About five hundred years ago, the unorganised cities, towns, and farming communities of Obtry, underpressure from the aggressive Vens to the north and under the influence of the Ydaspian Enlightenment emanating from the Mahigul Empire in the east, drew together and formed first an alliance, then a nation-state. Nations were in fashion at the time. The Nation of Obtry was established as a democracy, with a president, a cabinet, and a parliament elected by universal adult suffrage. The parliament proportionately represented the regions (rural and urban) and the ethnoreligious populations (Sosa, Astasa, AfFastasa, Sosasta, and Astasosa).

The fourth President of Obtry was a Sosa named Diud, elected by a fairly large majority.

Although his campaign had become increasingly outspoken against “godless” and “foreign” elements of Obtrian society, many Astasa voted for him. They wanted a strong leader, they said. They wanted a man who would stand up against the Vens and restore law and order to the cities, which were suffering from overpopulation and uncontrolled mercantilism.
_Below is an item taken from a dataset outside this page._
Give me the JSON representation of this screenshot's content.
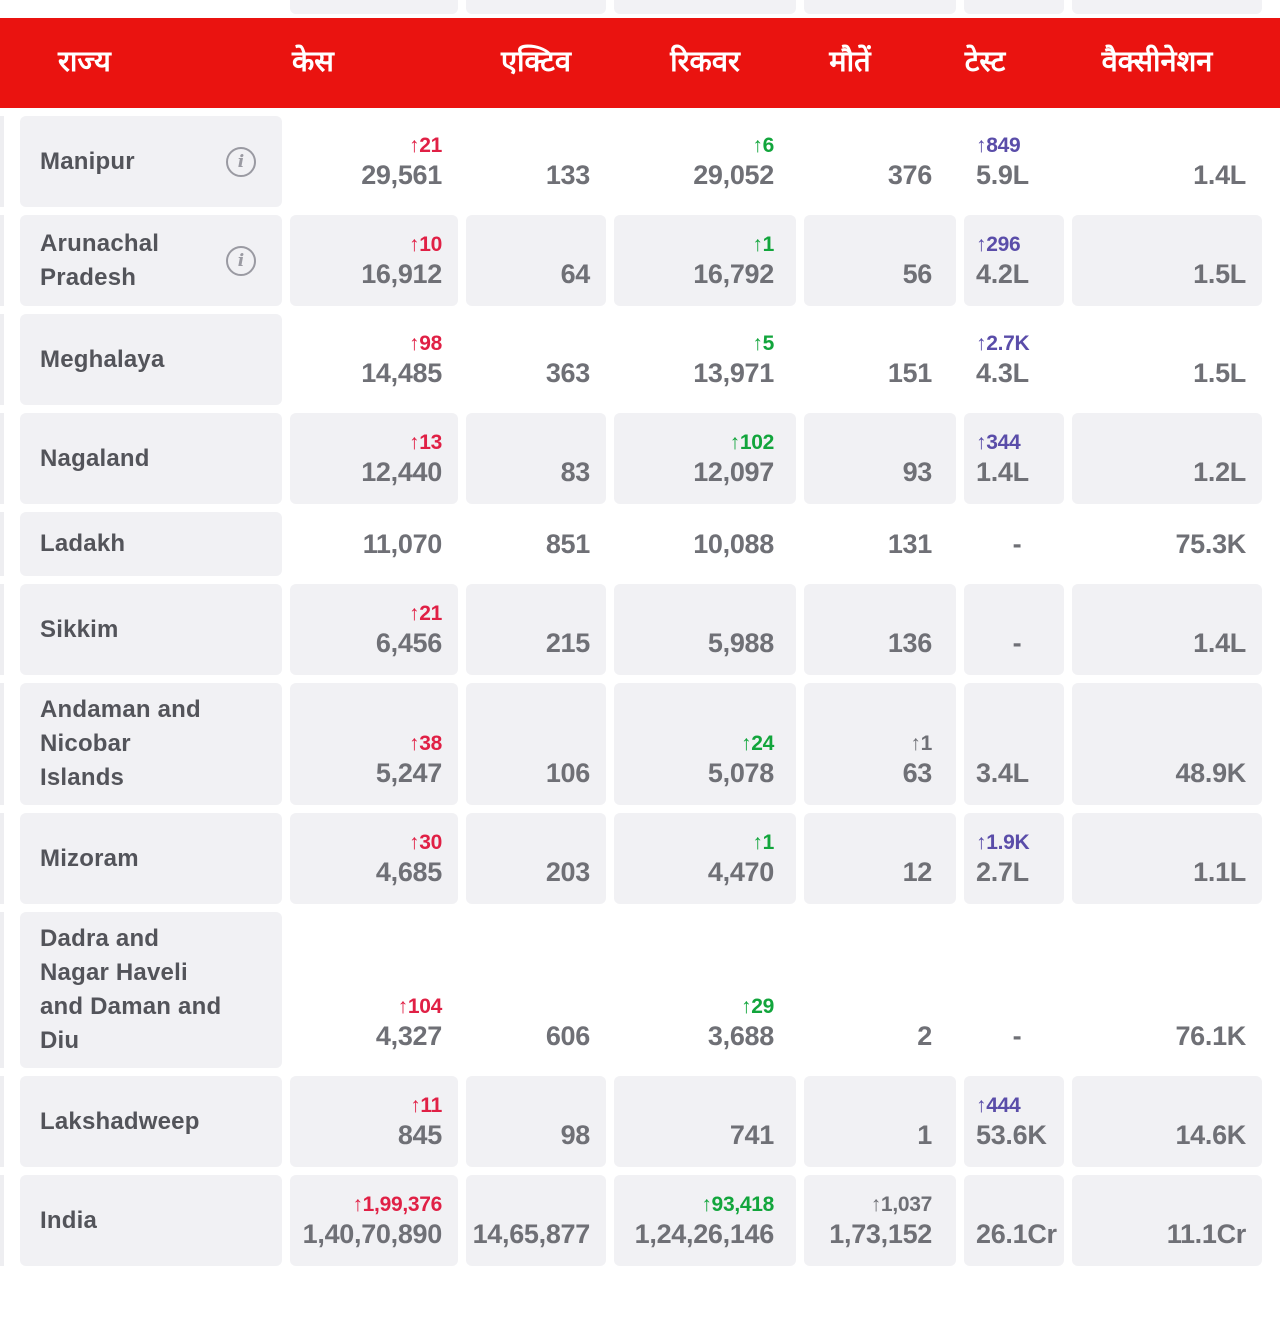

Within half a year Diud, having put personal favorites in the key positions in the cabinet and parliament and consolidated his control of the armed forces, began his campaign in earnest. He instituted a universal census which required all citizens to state their religious allegiance (Sosa, Sosasta, Astasosa, or Heathen) and their bloodline (Sosa or non-Sosa).

Diud then moved the Civic Guard of Dobaba, a predominately Sosa city in an almost purely Sosa agricultural area, to the city of Asu, a major river port, where the population had lived peacefully in Sosa, Astasa, Sosasta, and Astasosa neighborhoods for centuries. There the guards began to force all Astasa, or Heathen non-Sosa, newly reidentified as godless persons, to leave their homes, taking with them only what they could seize in the terror of sudden displacement.

The godless persons were shipped by train to the northwestern border. There they were held in various fenced camps or pens for weeks or months, before being taken to the Venian border. They were dumped from trucks or train cars and ordered to cross the border. At their backs were soldiers with guns. They obeyed. But there were also soldiers facing them: Ven border guards. The first time this happened, the Ven soldiers, thinking they were facing an Obtrian invasion, shot hundreds of people before they realised that most of the invaders were children or babies or old or pregnant, that none of them were armed, that all of them were cowering, crawling, trying to run away, crying for mercy. Some of the Ven soldiers continued shooting anyway, on the principle that Obtrians were the enemy.

President Diud continued his campaign of rounding up all the godless persons, city by city. Most were taken to remote regions and kept herded in fenced areas called instructional centers, where they were supposed to be instructed in the worship of Af. Little shelter and less food was provided in the instructional centers. Most of the inmates died within a year. Many Astasa fled before the roundups, heading for the border and risking the random mercy of the Vens. By the end of his first term of office, President Diud had cleansed his nation of half a million Astasa.

He ran for reelection on the strength of his record. No Astasa candidate dared run. Diud was narrowly defeated by the new favorite of the rural, religious Sosa voters, Riusuk. Riusuk’s campaign slogan was “Obtry for God,” and his particular target was the Sosasta communities in the southern cities and towns, whose dancing worship his followers held to be particularly evil and sacrilegious.